バルトルドが予約リストを手に、丁寧に報告した。魔王城のレストランは春の観光シーズン真っ盛りで、朝から大賑わい。


「ありがとう、バルトルド。今日は特に混雑しそうですね」

セレスティアが真面目な表情で予約リストを確認している。今日もレストランの秩序を守るために気を引き締めていた。


「ふみゅ〜」

私の肩の上でふわりちゃんが鳴いた。レストランの入り口には既に長い列ができている。


「すごい人気ね、虹色スライムの高級料理」

「ええ。週に一度しか提供できませんから、皆さん楽しみにされているんです」


セレスティアが窓の外を見た。虹色の城壁を背景に、観光客たちが写真を撮りながら列に並んでいる。


「ルナさん、今日もサポートをお願いできますか?」

「もちろん!任せて」


私は空間収納ポケットから小さな魔法道具を取り出した。料理の味や見た目をさらに良くする補助魔法のための道具。


レストランのホールに入ると、既に多くのお客さんで賑わっていた。虹色スライムたちが厨房で準備をしている様子が見える。

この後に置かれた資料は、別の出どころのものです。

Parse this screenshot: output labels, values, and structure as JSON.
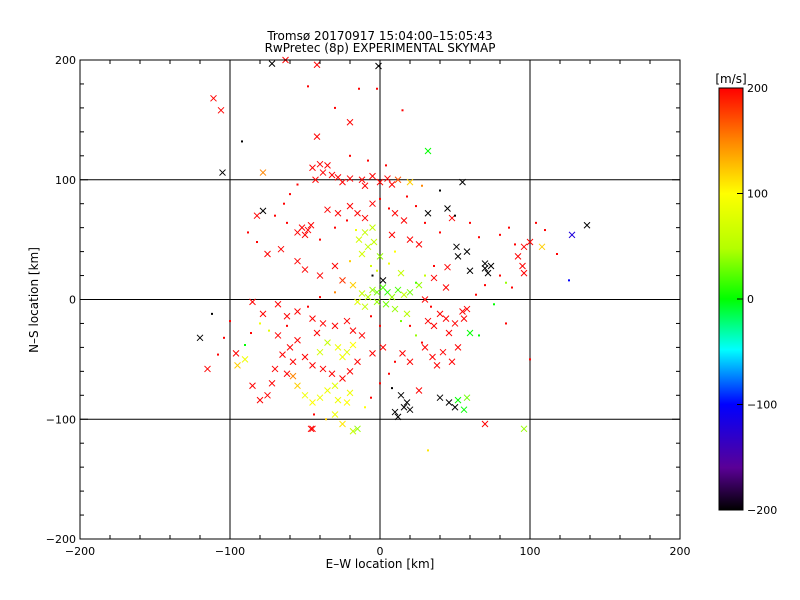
{
  "chart_data": {
    "type": "scatter",
    "title": "Tromsø 20170917 15:04:00–15:05:43",
    "subtitle": "RwPretec (8p) EXPERIMENTAL SKYMAP",
    "xlabel": "E–W location [km]",
    "ylabel": "N–S location [km]",
    "xlim": [
      -200,
      200
    ],
    "ylim": [
      -200,
      200
    ],
    "xticks": [
      -200,
      -100,
      0,
      100,
      200
    ],
    "yticks": [
      -200,
      -100,
      0,
      100,
      200
    ],
    "gridlines_x": [
      -100,
      0,
      100
    ],
    "gridlines_y": [
      -100,
      0,
      100
    ],
    "colorbar": {
      "label": "[m/s]",
      "min": -200,
      "max": 200,
      "ticks": [
        200,
        100,
        0,
        -100,
        -200
      ]
    },
    "marker_styles": [
      "x",
      "dot"
    ],
    "points": [
      [
        -111,
        168,
        200,
        "x"
      ],
      [
        -106,
        158,
        200,
        "x"
      ],
      [
        -72,
        197,
        -200,
        "x"
      ],
      [
        -63,
        200,
        200,
        "x"
      ],
      [
        -42,
        196,
        200,
        "x"
      ],
      [
        -1,
        195,
        -200,
        "x"
      ],
      [
        -92,
        132,
        -200,
        "dot"
      ],
      [
        -42,
        136,
        200,
        "x"
      ],
      [
        -20,
        148,
        200,
        "x"
      ],
      [
        15,
        158,
        200,
        "dot"
      ],
      [
        32,
        124,
        0,
        "x"
      ],
      [
        -105,
        106,
        -200,
        "x"
      ],
      [
        -78,
        106,
        150,
        "x"
      ],
      [
        -45,
        110,
        200,
        "x"
      ],
      [
        -40,
        113,
        200,
        "x"
      ],
      [
        -35,
        112,
        200,
        "x"
      ],
      [
        -38,
        106,
        200,
        "x"
      ],
      [
        -32,
        104,
        200,
        "x"
      ],
      [
        -28,
        102,
        200,
        "x"
      ],
      [
        -43,
        100,
        200,
        "x"
      ],
      [
        -25,
        98,
        200,
        "x"
      ],
      [
        -20,
        101,
        200,
        "x"
      ],
      [
        -12,
        100,
        200,
        "x"
      ],
      [
        -5,
        103,
        200,
        "x"
      ],
      [
        -10,
        95,
        200,
        "x"
      ],
      [
        0,
        98,
        200,
        "x"
      ],
      [
        5,
        101,
        200,
        "x"
      ],
      [
        8,
        96,
        200,
        "x"
      ],
      [
        12,
        100,
        170,
        "x"
      ],
      [
        20,
        98,
        120,
        "x"
      ],
      [
        28,
        95,
        150,
        "dot"
      ],
      [
        55,
        98,
        -200,
        "x"
      ],
      [
        40,
        91,
        -200,
        "dot"
      ],
      [
        -78,
        74,
        -200,
        "x"
      ],
      [
        -82,
        70,
        200,
        "x"
      ],
      [
        -48,
        58,
        200,
        "x"
      ],
      [
        -50,
        54,
        200,
        "x"
      ],
      [
        -52,
        60,
        200,
        "x"
      ],
      [
        -46,
        62,
        200,
        "x"
      ],
      [
        -55,
        56,
        200,
        "x"
      ],
      [
        -35,
        75,
        200,
        "x"
      ],
      [
        -28,
        72,
        200,
        "x"
      ],
      [
        -20,
        78,
        200,
        "x"
      ],
      [
        -15,
        72,
        200,
        "x"
      ],
      [
        -10,
        68,
        200,
        "x"
      ],
      [
        -5,
        80,
        200,
        "x"
      ],
      [
        10,
        72,
        200,
        "x"
      ],
      [
        16,
        66,
        200,
        "x"
      ],
      [
        32,
        72,
        -200,
        "x"
      ],
      [
        48,
        68,
        200,
        "x"
      ],
      [
        45,
        76,
        -200,
        "x"
      ],
      [
        -5,
        60,
        60,
        "x"
      ],
      [
        -10,
        56,
        60,
        "x"
      ],
      [
        -14,
        50,
        70,
        "x"
      ],
      [
        -8,
        44,
        60,
        "x"
      ],
      [
        -4,
        48,
        60,
        "x"
      ],
      [
        -12,
        38,
        70,
        "x"
      ],
      [
        0,
        36,
        40,
        "x"
      ],
      [
        8,
        54,
        200,
        "x"
      ],
      [
        20,
        50,
        200,
        "x"
      ],
      [
        26,
        46,
        200,
        "x"
      ],
      [
        51,
        44,
        -200,
        "x"
      ],
      [
        52,
        36,
        -200,
        "x"
      ],
      [
        58,
        40,
        -200,
        "x"
      ],
      [
        45,
        27,
        200,
        "x"
      ],
      [
        60,
        24,
        -200,
        "x"
      ],
      [
        70,
        30,
        -200,
        "x"
      ],
      [
        70,
        26,
        -200,
        "x"
      ],
      [
        72,
        22,
        -200,
        "x"
      ],
      [
        74,
        28,
        -200,
        "x"
      ],
      [
        96,
        44,
        200,
        "x"
      ],
      [
        100,
        48,
        200,
        "x"
      ],
      [
        92,
        36,
        200,
        "x"
      ],
      [
        95,
        28,
        200,
        "x"
      ],
      [
        108,
        44,
        120,
        "x"
      ],
      [
        96,
        22,
        200,
        "x"
      ],
      [
        128,
        54,
        -120,
        "x"
      ],
      [
        138,
        62,
        -200,
        "x"
      ],
      [
        -66,
        42,
        200,
        "x"
      ],
      [
        -75,
        38,
        200,
        "x"
      ],
      [
        -55,
        32,
        200,
        "x"
      ],
      [
        -50,
        25,
        200,
        "x"
      ],
      [
        -40,
        20,
        200,
        "x"
      ],
      [
        -30,
        28,
        200,
        "x"
      ],
      [
        -25,
        16,
        180,
        "x"
      ],
      [
        -18,
        12,
        120,
        "x"
      ],
      [
        -12,
        5,
        60,
        "x"
      ],
      [
        -8,
        2,
        50,
        "x"
      ],
      [
        -5,
        8,
        40,
        "x"
      ],
      [
        -2,
        6,
        30,
        "x"
      ],
      [
        2,
        10,
        20,
        "x"
      ],
      [
        5,
        6,
        10,
        "x"
      ],
      [
        8,
        2,
        40,
        "x"
      ],
      [
        12,
        8,
        20,
        "x"
      ],
      [
        16,
        4,
        60,
        "x"
      ],
      [
        20,
        6,
        30,
        "x"
      ],
      [
        26,
        12,
        40,
        "x"
      ],
      [
        30,
        0,
        200,
        "x"
      ],
      [
        -15,
        -2,
        80,
        "x"
      ],
      [
        -10,
        -6,
        60,
        "x"
      ],
      [
        -2,
        -2,
        40,
        "x"
      ],
      [
        4,
        -4,
        30,
        "x"
      ],
      [
        10,
        -8,
        40,
        "x"
      ],
      [
        18,
        -12,
        50,
        "x"
      ],
      [
        2,
        16,
        -200,
        "x"
      ],
      [
        -5,
        20,
        -200,
        "dot"
      ],
      [
        14,
        22,
        60,
        "x"
      ],
      [
        36,
        18,
        200,
        "x"
      ],
      [
        44,
        10,
        200,
        "x"
      ],
      [
        -85,
        -2,
        200,
        "x"
      ],
      [
        -68,
        -4,
        200,
        "x"
      ],
      [
        -78,
        -12,
        200,
        "x"
      ],
      [
        -62,
        -14,
        200,
        "x"
      ],
      [
        -55,
        -10,
        200,
        "x"
      ],
      [
        -45,
        -16,
        200,
        "x"
      ],
      [
        -38,
        -20,
        200,
        "x"
      ],
      [
        -30,
        -22,
        200,
        "x"
      ],
      [
        -22,
        -18,
        200,
        "x"
      ],
      [
        -18,
        -26,
        200,
        "x"
      ],
      [
        -12,
        -30,
        200,
        "x"
      ],
      [
        -42,
        -28,
        200,
        "x"
      ],
      [
        -55,
        -34,
        200,
        "x"
      ],
      [
        -60,
        -40,
        200,
        "x"
      ],
      [
        -65,
        -46,
        200,
        "x"
      ],
      [
        -58,
        -52,
        200,
        "x"
      ],
      [
        -50,
        -48,
        200,
        "x"
      ],
      [
        -45,
        -55,
        200,
        "x"
      ],
      [
        -38,
        -58,
        200,
        "x"
      ],
      [
        -32,
        -62,
        200,
        "x"
      ],
      [
        -25,
        -66,
        200,
        "x"
      ],
      [
        -20,
        -60,
        200,
        "x"
      ],
      [
        -15,
        -52,
        200,
        "x"
      ],
      [
        -28,
        -40,
        90,
        "x"
      ],
      [
        -22,
        -44,
        80,
        "x"
      ],
      [
        -18,
        -38,
        100,
        "x"
      ],
      [
        -25,
        -48,
        90,
        "x"
      ],
      [
        -35,
        -36,
        60,
        "x"
      ],
      [
        -40,
        -44,
        70,
        "x"
      ],
      [
        -30,
        -72,
        80,
        "x"
      ],
      [
        -35,
        -76,
        90,
        "x"
      ],
      [
        -40,
        -82,
        90,
        "x"
      ],
      [
        -45,
        -86,
        100,
        "x"
      ],
      [
        -50,
        -80,
        90,
        "x"
      ],
      [
        -55,
        -72,
        120,
        "x"
      ],
      [
        -28,
        -84,
        90,
        "x"
      ],
      [
        -22,
        -86,
        100,
        "x"
      ],
      [
        -20,
        -78,
        90,
        "x"
      ],
      [
        -30,
        -96,
        90,
        "x"
      ],
      [
        -25,
        -104,
        110,
        "x"
      ],
      [
        -15,
        -108,
        40,
        "x"
      ],
      [
        -46,
        -108,
        200,
        "x"
      ],
      [
        -75,
        -80,
        200,
        "x"
      ],
      [
        -80,
        -84,
        200,
        "x"
      ],
      [
        -72,
        -70,
        200,
        "x"
      ],
      [
        -85,
        -72,
        200,
        "x"
      ],
      [
        -90,
        -50,
        90,
        "x"
      ],
      [
        -95,
        -55,
        120,
        "x"
      ],
      [
        -115,
        -58,
        200,
        "x"
      ],
      [
        -120,
        -32,
        -200,
        "x"
      ],
      [
        -112,
        -12,
        -200,
        "dot"
      ],
      [
        -90,
        -38,
        0,
        "dot"
      ],
      [
        -96,
        -45,
        200,
        "x"
      ],
      [
        -68,
        -30,
        200,
        "x"
      ],
      [
        -70,
        -58,
        200,
        "x"
      ],
      [
        -62,
        -62,
        200,
        "x"
      ],
      [
        -58,
        -64,
        150,
        "x"
      ],
      [
        -5,
        -45,
        200,
        "x"
      ],
      [
        2,
        -40,
        200,
        "x"
      ],
      [
        15,
        -45,
        200,
        "x"
      ],
      [
        20,
        -52,
        200,
        "x"
      ],
      [
        30,
        -40,
        200,
        "x"
      ],
      [
        35,
        -48,
        200,
        "x"
      ],
      [
        38,
        -55,
        200,
        "x"
      ],
      [
        42,
        -44,
        200,
        "x"
      ],
      [
        48,
        -52,
        200,
        "x"
      ],
      [
        52,
        -40,
        200,
        "x"
      ],
      [
        40,
        -12,
        200,
        "x"
      ],
      [
        44,
        -16,
        200,
        "x"
      ],
      [
        50,
        -20,
        200,
        "x"
      ],
      [
        55,
        -10,
        200,
        "x"
      ],
      [
        36,
        -22,
        200,
        "x"
      ],
      [
        32,
        -18,
        200,
        "x"
      ],
      [
        56,
        -16,
        200,
        "x"
      ],
      [
        58,
        -8,
        200,
        "x"
      ],
      [
        46,
        -28,
        200,
        "x"
      ],
      [
        60,
        -28,
        0,
        "x"
      ],
      [
        66,
        -30,
        0,
        "dot"
      ],
      [
        14,
        -80,
        -200,
        "x"
      ],
      [
        18,
        -86,
        -200,
        "x"
      ],
      [
        16,
        -90,
        -200,
        "x"
      ],
      [
        20,
        -92,
        -200,
        "x"
      ],
      [
        10,
        -94,
        -200,
        "x"
      ],
      [
        12,
        -98,
        -200,
        "x"
      ],
      [
        40,
        -82,
        -200,
        "x"
      ],
      [
        46,
        -86,
        -200,
        "x"
      ],
      [
        50,
        -90,
        -200,
        "x"
      ],
      [
        52,
        -84,
        0,
        "x"
      ],
      [
        56,
        -92,
        0,
        "x"
      ],
      [
        58,
        -82,
        30,
        "x"
      ],
      [
        26,
        -76,
        200,
        "x"
      ],
      [
        8,
        -74,
        -200,
        "dot"
      ],
      [
        70,
        -104,
        200,
        "x"
      ],
      [
        96,
        -108,
        40,
        "x"
      ],
      [
        -45,
        -108,
        200,
        "x"
      ],
      [
        -18,
        -110,
        60,
        "x"
      ],
      [
        100,
        -50,
        200,
        "dot"
      ],
      [
        32,
        -126,
        110,
        "dot"
      ],
      [
        -30,
        160,
        200,
        "dot"
      ],
      [
        -20,
        120,
        200,
        "dot"
      ],
      [
        -8,
        116,
        200,
        "dot"
      ],
      [
        4,
        112,
        200,
        "dot"
      ],
      [
        -55,
        96,
        200,
        "dot"
      ],
      [
        -60,
        88,
        200,
        "dot"
      ],
      [
        -64,
        80,
        200,
        "dot"
      ],
      [
        -70,
        70,
        200,
        "dot"
      ],
      [
        -88,
        56,
        200,
        "dot"
      ],
      [
        -82,
        48,
        200,
        "dot"
      ],
      [
        -62,
        64,
        200,
        "dot"
      ],
      [
        -40,
        50,
        200,
        "dot"
      ],
      [
        -30,
        60,
        200,
        "dot"
      ],
      [
        -22,
        66,
        200,
        "dot"
      ],
      [
        0,
        84,
        200,
        "dot"
      ],
      [
        6,
        76,
        200,
        "dot"
      ],
      [
        18,
        86,
        200,
        "dot"
      ],
      [
        24,
        78,
        200,
        "dot"
      ],
      [
        30,
        64,
        200,
        "dot"
      ],
      [
        40,
        56,
        200,
        "dot"
      ],
      [
        60,
        64,
        200,
        "dot"
      ],
      [
        66,
        52,
        200,
        "dot"
      ],
      [
        80,
        54,
        200,
        "dot"
      ],
      [
        86,
        60,
        200,
        "dot"
      ],
      [
        90,
        46,
        200,
        "dot"
      ],
      [
        104,
        64,
        200,
        "dot"
      ],
      [
        110,
        58,
        200,
        "dot"
      ],
      [
        118,
        38,
        200,
        "dot"
      ],
      [
        80,
        20,
        200,
        "dot"
      ],
      [
        88,
        10,
        200,
        "dot"
      ],
      [
        70,
        12,
        200,
        "dot"
      ],
      [
        64,
        4,
        200,
        "dot"
      ],
      [
        76,
        -4,
        0,
        "dot"
      ],
      [
        84,
        14,
        40,
        "dot"
      ],
      [
        -6,
        28,
        70,
        "dot"
      ],
      [
        -2,
        24,
        80,
        "dot"
      ],
      [
        6,
        30,
        90,
        "dot"
      ],
      [
        10,
        40,
        100,
        "dot"
      ],
      [
        -16,
        58,
        90,
        "dot"
      ],
      [
        -20,
        32,
        120,
        "dot"
      ],
      [
        -30,
        6,
        150,
        "dot"
      ],
      [
        -40,
        2,
        200,
        "dot"
      ],
      [
        -48,
        -6,
        200,
        "dot"
      ],
      [
        -62,
        -22,
        200,
        "dot"
      ],
      [
        -74,
        -26,
        80,
        "dot"
      ],
      [
        -80,
        -20,
        90,
        "dot"
      ],
      [
        -86,
        -28,
        200,
        "dot"
      ],
      [
        -100,
        -18,
        200,
        "dot"
      ],
      [
        -104,
        -32,
        200,
        "dot"
      ],
      [
        -108,
        -46,
        200,
        "dot"
      ],
      [
        -44,
        -96,
        200,
        "dot"
      ],
      [
        -36,
        -100,
        120,
        "dot"
      ],
      [
        -10,
        -90,
        100,
        "dot"
      ],
      [
        -6,
        -82,
        200,
        "dot"
      ],
      [
        0,
        -70,
        200,
        "dot"
      ],
      [
        6,
        -62,
        200,
        "dot"
      ],
      [
        10,
        -52,
        200,
        "dot"
      ],
      [
        24,
        -30,
        40,
        "dot"
      ],
      [
        28,
        -36,
        200,
        "dot"
      ],
      [
        34,
        -6,
        200,
        "dot"
      ],
      [
        20,
        -22,
        200,
        "dot"
      ],
      [
        14,
        -18,
        30,
        "dot"
      ],
      [
        0,
        -22,
        200,
        "dot"
      ],
      [
        -6,
        -14,
        200,
        "dot"
      ],
      [
        24,
        14,
        20,
        "dot"
      ],
      [
        30,
        20,
        60,
        "dot"
      ],
      [
        36,
        28,
        200,
        "dot"
      ],
      [
        -2,
        176,
        200,
        "dot"
      ],
      [
        -48,
        178,
        200,
        "dot"
      ],
      [
        -14,
        176,
        200,
        "dot"
      ],
      [
        50,
        70,
        -200,
        "dot"
      ],
      [
        84,
        -20,
        200,
        "dot"
      ],
      [
        126,
        16,
        -100,
        "dot"
      ]
    ]
  }
}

「セレスティア様!お客様が10組ほど予約なしで来られています」

スタッフの一人が慌てて報告してきた。


「分かりました。空席状況を確認して、可能な限り案内してください。ただし、予約のお客様が最優先です」

セレスティアがテキパキと指示を出している。真面目で責任感の強い彼女らしい対応。


「こちらの列の皆様、お待たせしております。順番にご案内いたしますので、もう少々お待ちください」

セレスティアが丁寧に観光客たちに声をかけて回る。その優しい笑顔に、待っている人たちも安心した様子。


「ルナさん、厨房の様子を見てきてもらえますか?」


「任せて!」


私は厨房に向かった。そこでは虹色スライムたちが魔法で料理を作り出している。

美しい虹色の光が食材を包み込んで、見る見るうちに豪華な料理に変わっていく。


「わあ、今日のメニューも豪華ね」


春野菜のテリーヌ、虹色のスープ、魔法のハーブで香り付けされた魚料理、そして特製デザート。どれも高級レストラン級の美しさ。


「ピューイ」

ハーブも料理の香りに興味津々。


「それじゃあ、私の出番ね」

私は『香り増幅の粉』と『色彩強化の液体』を使って、料理にさらに魔法をかけていく。すると...


ーーぽんっ!


小さな爆発と共に、料理の色がより鮮やかになって、香りも一層良くなった。


料理が次々とホールに運ばれていく。お客さんたちの「わあ!」という歓声が聞こえる。


私がホールに戻ると、セレスティアが慌ただしく動き回っていた。


「申し訳ございません、こちらの席が空きましたので...」


「セレスティア、大丈夫?」

「ええ、何とか秩序は保てています」


その時、デザートを運んでいた観光客の一人が、虹色のゼリーを誤って落としてしまった。


「あ!」

ゼリーが床に「ぷるん」と落ちて、虹色の光がきらきらと散った。


「す、すみません!」

観光客の若い女性が真っ青になって謝っている。


「大丈夫ですよ」

セレスティアが優しく微笑んで、すぐに駆け寄った。


「お怪我はありませんか?」


「は、はい...でも、せっかくの料理を...」

「気になさらないでください。すぐに新しいデザートをお持ちします」


セレスティアが手を振ると、虹色スライムが新しいデザートを作り始めた。


「本当に申し訳ございません...」

女性がまだ恐縮している。


「楽しい思い出を作りに来てくださったのですから、こんな小さなことで気を落とさないでくださいね」

セレスティアの優しい言葉に、女性もほっとした表情になった。


「ありがとうございます!」

私も横から魔法で床の掃除を手伝った。虹色の光がきらきらと集まって、あっという間に床が綺麗になる。


「ルナさんの魔法は本当に便利ですね」

セレスティアが小さく笑った。


「えへへ、こういう時は役に立つのよ」


新しいデザートが運ばれてきて、女性は感激しながら受け取った。


「本当にありがとうございます!」


その後も次々とお客さんが来て、レストランは大賑わい。セレスティアは列の整理をしたり、案内をしたり、トラブル対応をしたりと大忙し。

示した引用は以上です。